И посмотрел на меня с каким-то намеком.
«Да пошел ты! – подумала я. – Знал бы ты, с кем сидишь, сопля! Я, между прочим, главный редактор газеты «Свидетель»! Слышал про такую? Вот так-то вот!»
– Продолжай, – сказала я. – Эту допьем, купишь еще. До утра далеко!
Валера слегка дернулся, услышав последнюю фразу, и посмотрел на Ромку с этаким наполеоновским выражением, а тот нахохлился и уткнулся носом в стакан.
«Эх, пацаны! – подумала я. – Какие ж вы еще глупые! Мозги у вас явно отстают от всего остального».
– Продолжаю! – объявил он, думая, конечно, не о том, что было в театре, а о том, что будет предстоящей ночью – как он себе это воображал. – Со сцены все – за кулисы. Про зрителей забыли. Кого убили, где? Никто не знает. Заметались. Потом сообразили Вальку спросить. Она трясется и твердит только: «В запаснике… Нож в спине». Я с парнями – туда, на склад, где декорации выездных спектаклей хранятся. Влетели и чуть не наступили на него… Я сразу понял, что это дядь Вася. Его красный пиджачок замызганный, его затылок с лысиной в полголовы. Не спутаешь. Из-под левой лопатки нож торчит. По самую рукоятку всадили. Я и нож сразу узнал – сапожника нож, из костюмерного цеха. Видела, может быть, такой, у сапожников часто такие бывают – из куска рессоры делают.
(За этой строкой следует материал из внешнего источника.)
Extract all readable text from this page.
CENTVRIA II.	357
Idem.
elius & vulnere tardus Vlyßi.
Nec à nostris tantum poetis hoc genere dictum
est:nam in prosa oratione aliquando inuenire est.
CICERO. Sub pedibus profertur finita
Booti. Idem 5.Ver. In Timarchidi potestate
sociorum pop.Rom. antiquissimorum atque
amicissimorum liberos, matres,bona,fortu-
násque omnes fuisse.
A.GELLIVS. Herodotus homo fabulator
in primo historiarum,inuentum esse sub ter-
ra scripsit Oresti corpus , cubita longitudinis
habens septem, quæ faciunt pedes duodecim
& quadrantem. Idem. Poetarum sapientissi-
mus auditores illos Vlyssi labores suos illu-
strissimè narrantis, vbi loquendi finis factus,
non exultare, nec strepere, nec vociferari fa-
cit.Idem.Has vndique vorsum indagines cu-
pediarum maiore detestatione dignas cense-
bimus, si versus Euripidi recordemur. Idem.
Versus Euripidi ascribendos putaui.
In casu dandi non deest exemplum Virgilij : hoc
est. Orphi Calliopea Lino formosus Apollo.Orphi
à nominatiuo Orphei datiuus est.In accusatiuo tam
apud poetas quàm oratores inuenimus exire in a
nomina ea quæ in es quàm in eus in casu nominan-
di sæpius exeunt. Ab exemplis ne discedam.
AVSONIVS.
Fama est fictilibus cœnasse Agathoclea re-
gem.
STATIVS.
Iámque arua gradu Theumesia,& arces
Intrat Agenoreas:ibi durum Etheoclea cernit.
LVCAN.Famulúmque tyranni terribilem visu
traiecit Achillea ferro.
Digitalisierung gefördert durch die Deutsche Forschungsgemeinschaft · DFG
Рессору выпрямляют, срезают под углом и затачивают. Острый, сволочь, не дай бог. Я к дядь Васе, пульс на шее ищу – нет. Не дышит уже. Его, наверное, сразу – насмерть. Под левую все же – похоже, в сердце вошел. Опытный какой-то мясник его грохнул. Умело грохнул, тут уж ничего не скажешь…
– Так кто же его – сапожник? – спросила я.
Валера посмотрел на меня маслеными глазами.
– Еще раз перебьешь, остальное дорасскажу утром, – пригрозил он.
– Утром ты отсыпаться будешь, – возразила я, посмотрев на него многообещающе. – Я же сказала – дурею от портвейна!
Валера судорожно глотнул и дернул плечами.
«Все! – подумала я. – Поверил, что он мне понравился и что эту ночь я проведу с ним. Теперь начнет все свои козыри поскорее сдавать…»
– Сапожника я сам допросил, пока менты не приехали. Если бы он, я бы ему за дядь Васю башку оторвал. Тот свой мужик был. А сапожник – гнида, татарин, трешку не выпросишь до зарплаты. Трясется над каждой копейкой… Я сначала точно на него подумал. Вечер же, спектакль идет, а он в театре торчит, какие-то ботфорты шьет. Я ломик пожарный взял у задней стены сцены – и в костюмерный, в закуток, где сапожники сидят. Сгреб его за воротник…
Валера продемонстрировал нам с Ромкой свою руку, чтобы мы представили, как он держал сапожника за воротник. Мы представили.
– Все, говорю, гнида! – продолжал он. – Молись своему Аллаху! Сейчас я тебя за дядю Васю изуродую!..
Он вдруг усмехнулся.
– Но он же не один там сидел. Сапожников трое в театре, у них срочный заказ был к премьере, они день и ночь сейчас пашут. Двое других подскочили, начали орать, что он с места не вставал с самого начала спектакля, не выходил никуда… Ни при чем оказался. А жаль я ему не зарядил ломиком между глаз!